Very early during the 2014 downturn, we witnessed a rapid and sustained increase in the demand for non-executive directors and executive chairs. This was particularly prevalent in private equity portfolio companies and was driven primarily by an acute need to add seasoned industry expertise to help navigate what was unchartered territory for many executives leading businesses at the time. The fall in oil price was steep and persistent; the 70% drop was one of the three largest declines since World War II and the longest lasting since the supply-driven collapse two decades earlier in 1986. The precipitous COVID-19 drop and long-term forecasts facing us now suggest this one will be far worse.

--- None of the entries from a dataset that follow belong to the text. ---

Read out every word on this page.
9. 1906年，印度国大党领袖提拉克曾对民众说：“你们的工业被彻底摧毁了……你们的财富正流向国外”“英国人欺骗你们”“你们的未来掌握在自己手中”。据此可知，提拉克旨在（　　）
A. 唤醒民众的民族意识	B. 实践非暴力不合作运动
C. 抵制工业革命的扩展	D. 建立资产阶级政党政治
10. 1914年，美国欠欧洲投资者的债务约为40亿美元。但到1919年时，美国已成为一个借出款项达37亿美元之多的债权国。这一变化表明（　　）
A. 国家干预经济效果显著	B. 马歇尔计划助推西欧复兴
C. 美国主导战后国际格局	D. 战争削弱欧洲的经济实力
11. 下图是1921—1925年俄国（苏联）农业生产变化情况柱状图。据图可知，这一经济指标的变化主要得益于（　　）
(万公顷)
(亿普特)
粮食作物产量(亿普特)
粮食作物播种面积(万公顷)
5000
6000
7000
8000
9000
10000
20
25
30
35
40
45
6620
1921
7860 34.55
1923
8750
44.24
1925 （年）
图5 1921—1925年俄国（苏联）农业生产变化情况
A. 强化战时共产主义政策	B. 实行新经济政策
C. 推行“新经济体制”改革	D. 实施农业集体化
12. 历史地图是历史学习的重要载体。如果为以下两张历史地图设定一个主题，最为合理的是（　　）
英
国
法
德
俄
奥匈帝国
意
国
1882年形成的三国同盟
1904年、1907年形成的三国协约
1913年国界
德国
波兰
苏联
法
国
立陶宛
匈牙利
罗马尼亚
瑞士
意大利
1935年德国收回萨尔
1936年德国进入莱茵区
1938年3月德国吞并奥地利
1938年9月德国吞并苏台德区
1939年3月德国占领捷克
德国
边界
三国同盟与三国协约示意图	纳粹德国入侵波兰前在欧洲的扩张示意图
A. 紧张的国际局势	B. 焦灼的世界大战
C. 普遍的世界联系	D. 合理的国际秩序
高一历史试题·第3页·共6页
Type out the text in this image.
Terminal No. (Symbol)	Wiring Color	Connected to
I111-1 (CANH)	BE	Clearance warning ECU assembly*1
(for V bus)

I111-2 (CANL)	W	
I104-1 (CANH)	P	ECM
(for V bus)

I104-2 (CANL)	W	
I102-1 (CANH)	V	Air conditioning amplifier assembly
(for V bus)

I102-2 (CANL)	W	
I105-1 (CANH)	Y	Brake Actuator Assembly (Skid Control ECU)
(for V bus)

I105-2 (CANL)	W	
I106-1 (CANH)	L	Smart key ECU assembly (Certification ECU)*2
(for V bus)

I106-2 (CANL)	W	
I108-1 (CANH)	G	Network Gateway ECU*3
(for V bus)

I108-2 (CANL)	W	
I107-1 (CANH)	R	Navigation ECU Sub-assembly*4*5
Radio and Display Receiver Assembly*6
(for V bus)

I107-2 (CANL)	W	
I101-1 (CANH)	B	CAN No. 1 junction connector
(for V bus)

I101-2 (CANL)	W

At that time, many leaders were not well equipped to deal with the severity of the crash and there was widespread concern around capacity to weather the storm. We saw the appointment of more executive chairpersons to drive action in a proactive and hands on manner. In some cases, there was also a subtext to this with investors keen to have someone inside the business ready to immediately parachute into the Chief Executive Officer seat should the need arise.

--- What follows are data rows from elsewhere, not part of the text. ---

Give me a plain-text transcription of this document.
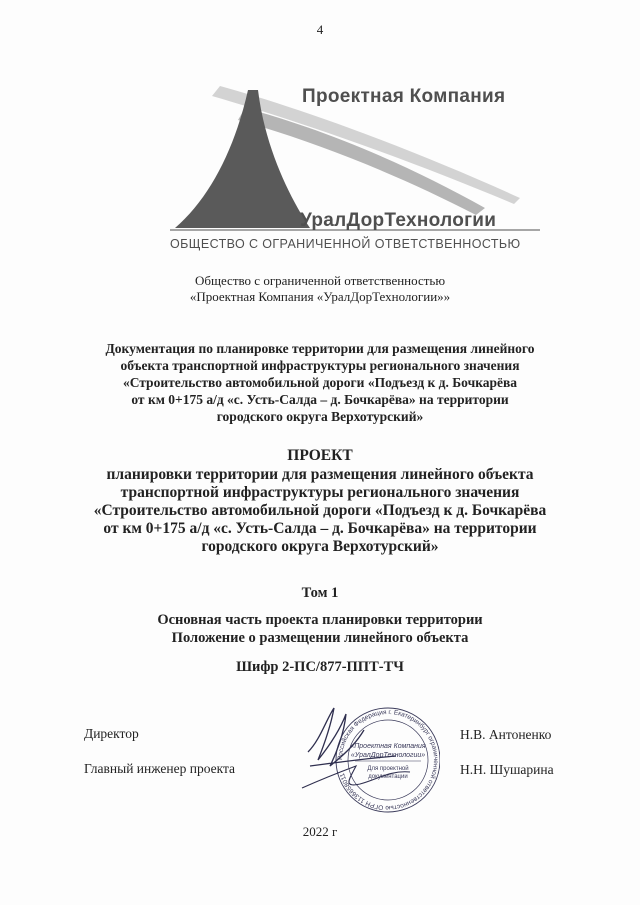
4
Проектная Компания
УралДорТехнологии
ОБЩЕСТВО С ОГРАНИЧЕННОЙ ОТВЕТСТВЕННОСТЬЮ
Общество с ограниченной ответственностью
«Проектная Компания «УралДорТехнологии»»
Документация по планировке территории для размещения линейного
объекта транспортной инфраструктуры регионального значения
«Строительство автомобильной дороги «Подъезд к д. Бочкарёва
от км 0+175 а/д «с. Усть-Салда – д. Бочкарёва» на территории
городского округа Верхотурский»
ПРОЕКТ
планировки территории для размещения линейного объекта
транспортной инфраструктуры регионального значения
«Строительство автомобильной дороги «Подъезд к д. Бочкарёва
от км 0+175 а/д «с. Усть-Салда – д. Бочкарёва» на территории
городского округа Верхотурский»
Том 1
Основная часть проекта планировки территории
Положение о размещении линейного объекта
Шифр 2-ПС/877-ППТ-ТЧ
Директор	Н.В. Антоненко
Главный инженер проекта	Н.Н. Шушарина
Российская Федерация г. Екатеринбург ограниченной ответственностью ОГРН 1136658011
«Проектная Компания
«УралДорТехнологии»
Для проектной
документации
2022 г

The austerity felt across the oil and gas supply chain since then has ensured an enduring focus on cost and there is, therefore, some greater inbuilt resilience at an institutional and individual level. However, there are many more precarious liquidity positions with businesses not having had the benefit of a meaningful market upturn for over five years to help cushion the fall into this crisis. With far less in the tank, investors are responding very quickly in this current crisis to protect cash whilst aiming to maintain capacity to grow again when conditions do improve.
There are now increasing demands from investors to broaden boards for the same reasons as they did previously, but in a somewhat less frenetic fashion. Boards are generally more balanced now than they were then. In contrast to 2015, we are also seeing an increase in demand for short-term advisory and restructuring support. With better equipped boards and more confidence in the experience of the current executive, there is an emerging demand for task specific support, working shoulder-to-shoulder with the executive team through restructuring processes, or in repositioning businesses to target new sectors and markets. On the latter point, many companies who could have, did not commit to diversification beyond oil and gas after the last downturn or to the digitization agenda. This has now become an imperative and with a current knowledge and expertise vacuum, they are having to plug these gaps very quickly at both an executive and non-executive level.
Whether for director or advisory roles, there is greater need for deep financial and operational leadership experience as companies have become more distressed far more rapidly. In all sectors, the line between non-executive and executive is becoming ever more blurred in a private equity context. Directors are required to fully commit with time and energy and not operate as solely strategic sounding boards. Some investors have already shied away from the non-executive term all together as it can suggest a more distant and arm’s length approach than is demanded. With many highly seasoned, well connected and energetic executives seeking board and advisory roles, there is also a clear opportunity for private investors to harness this engaged and very relevant talent pool in a cost-effective manner.
There will continue to be a sensible focus on diversity, not just of gender or ethnicity but also of industry background as mentioned earlier to cross fertilize best practices and accelerate critical diversification efforts.
A shakeup of many companies’ boardrooms has already started and we expect to see this accelerating as the world starts to emerge from COVID-19 lockdowns. This will place a much broader burden on boards, requiring careful mapping of non-executive and executive competencies and swift action to add expertise where needed.